Bon à savoir sur Manon Lescaut
Ce récit bref et dépouillé (appartenant aux Mémoires d’un Homme de qualité) fut publié séparément à partir de 1753. Un chef-d’œuvre dans la mesure où il est liée à son auteur et à son époque ainsi qu’à sa valeur humaine.
I. TÉMOIGNAGE INTIME
Prévost a mis dans cet ouvrage beaucoup de lui-même. Comme Prévost, des Grieux s’enfuit du séminaire, succombe aisément aux tentations sans renier toutefois sa formation morale et religieuse. Mais il a transposé son drame personnel et il est difficile de démêler la part de fiction et de réalité. Cependant, du point de vue psychologique, l’ouvrage contient de nombreux éléments autobiographiques.
II. ROMAN DE MŒURS
Prévost restitue un milieu social immoral et corrompu, caractéristique de l’époque, qui n‘est pas sana rapport avec Les Liaisons dangereuses de la fin du siècle. Mano et des Grieux vivent parmi des êtres dénués de tous principes, sans aucun sens du bien et du mal. Leur seule raison de vivre est le plaisir. Le plaisir coûte cher, il faut donc se procurer de l’argent par tous les moyens. Des Grieux subit progressivement l’influence de Manon et le lecteur assiste à sa déchéance progressive et consciente.
III. VALEUR HUMAINE
Il s’agit, en dépit de tout, d’une histoire d’amour : élan de deux jeunes gens et passion. On croit même à l’amour sincère de Manon, malgré ses infidélités. Certes, Manon est frivole, certes des Grieux est faible ; et pourtant, cette passion garde une sorte d’innocence : elle est instinctive, naturelle et vraie.
1/ Passion fatale
Fatale aux deux sens du terme : la passion apparaît comme un entraînement irrésistible et transforme sur-le-champ l’être qu’elle envahit (cf. scène de première vue entre Manon et des Grieux) ; ensuite parque qu’elle conduit les deux amants à leur perte. Des Grieux s’écrie : « Par quelle fatalité suis-je devenu criminel ? L’amour est une passion innocente ; comment s’est-il changé, pour moi, en une source de misères et de désordres ? »
2/ Portée morale
Prévost affirme que son roman pout servir à l’instruction des mœurs : « Le public verra dans la conduite de M. des Grieux un exemple terrible de la force des passions. J’ai à peindre un jeune aveugle qui refuse d’être heureux pour se précipiter volontairement dans les dernières infortunes... ; qui prévoit ses malheurs sans vouloir les éviter ; qui les sent et qui en est accablé sans profiter des remèdes qu’on lui offre sans cesse... » Cette impuissance à triompher de la passion rappelle les héros de Racine.
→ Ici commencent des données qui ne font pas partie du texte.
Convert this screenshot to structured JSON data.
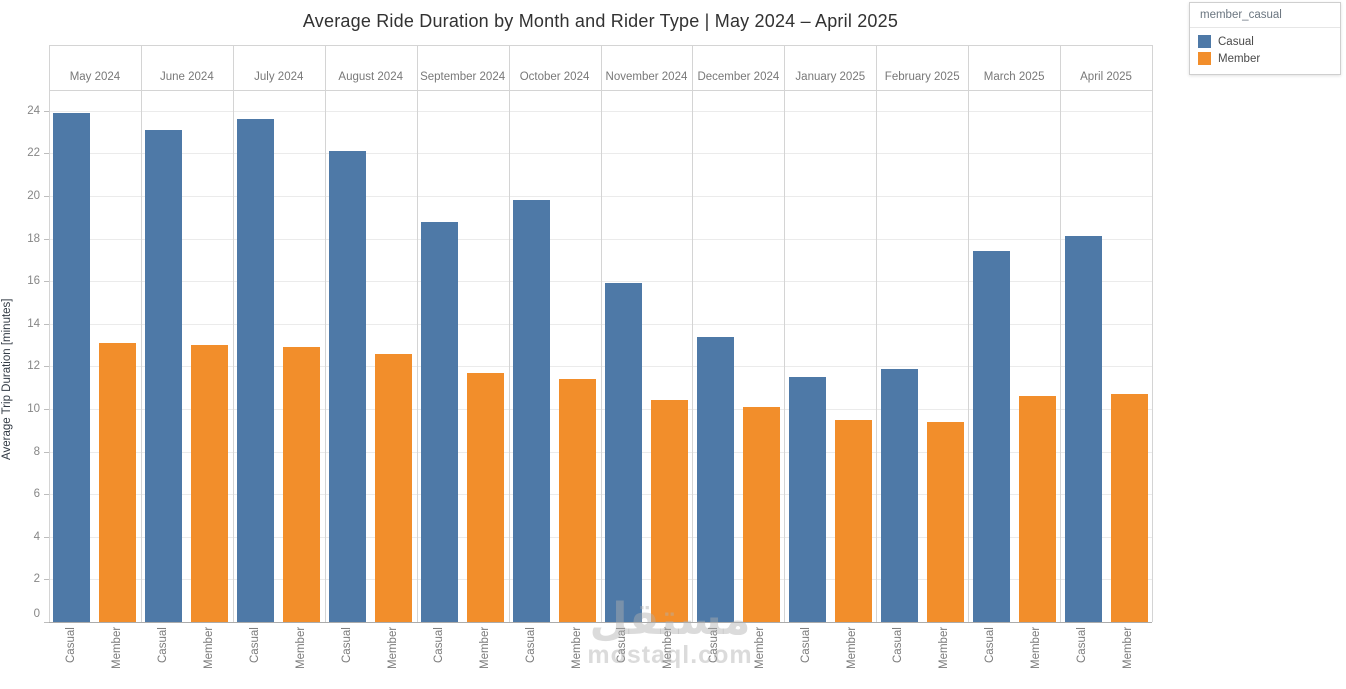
{
  "title": "Average Ride Duration by Month and Rider Type | May 2024 – April 2025",
  "legend": {
    "header": "member_casual",
    "items": [
      {
        "label": "Casual",
        "color": "#4e79a7"
      },
      {
        "label": "Member",
        "color": "#f28e2b"
      }
    ]
  },
  "watermark": {
    "arabic": "مستقل",
    "latin": "mostaql.com"
  },
  "chart_data": {
    "type": "bar",
    "title": "Average Ride Duration by Month and Rider Type | May 2024 – April 2025",
    "categories": [
      "May 2024",
      "June 2024",
      "July 2024",
      "August 2024",
      "September 2024",
      "October 2024",
      "November 2024",
      "December 2024",
      "January 2025",
      "February 2025",
      "March 2025",
      "April 2025"
    ],
    "series": [
      {
        "name": "Casual",
        "color": "#4e79a7",
        "values": [
          23.9,
          23.1,
          23.6,
          22.1,
          18.8,
          19.8,
          15.9,
          13.4,
          11.5,
          11.9,
          17.4,
          18.1
        ]
      },
      {
        "name": "Member",
        "color": "#f28e2b",
        "values": [
          13.1,
          13.0,
          12.9,
          12.6,
          11.7,
          11.4,
          10.4,
          10.1,
          9.5,
          9.4,
          10.6,
          10.7
        ]
      }
    ],
    "bar_group_labels": [
      "Casual",
      "Member"
    ],
    "xlabel": "",
    "ylabel": "Average Trip Duration [minutes]",
    "ylim": [
      0,
      24
    ],
    "yticks": [
      0,
      2,
      4,
      6,
      8,
      10,
      12,
      14,
      16,
      18,
      20,
      22,
      24
    ],
    "grid": "horizontal",
    "legend_title": "member_casual",
    "legend_position": "top-right"
  }
}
Selon Paul Hazard, Manon Lescaut est d’inspiration janséniste : la Providence interviendrait dans l‘action et, pour avoir confié toutes ses espérances à un amour trop humain, des Grieux se verrait condamnée à demeurer à jamais insatisfait. Ceci dit, on est frappé par l’immoralisme des personnages et, en même temps, de ce charme que garde Manon en dépit de ses défauts. Peut-on croire dans ce cas à une revendication en faveur de la nature et de l’instinct contre les contraintes, y compris la loi morale ?
Thèse ou non, Prévost n’a pas écrit un livre moralisateur mais, selon la tradition des moralistes français, il présente une peinture fidèle de la réalité psychologique, sans complaisance : tel est le meilleur enseignement moral de la littérature.
3/ Classicisme et romantisme
L’élément autobiographique et la description de la passion fatale invitent à considérer l’ouvrage comme une œuvre préromantique : cf. l’apologie de la passion par Rousseau dans La Nouvelle Héloïse puis par les romantiques. Pourtant, l’œuvre reste classique : la passion y est analysée. Prévost ne la réhabilite pas mais constate lucidement son pouvoir et ses ravages. En outre, Prévost ne recherche pas le pittoresque : certes, la fin du roman nous transporte en Amérique mais sans aucune notation exotique (cf. la mort de Manon). Quant au style, il reste sobre, dépouillé, précis, naturel : l’émotion reste discrète et contenue.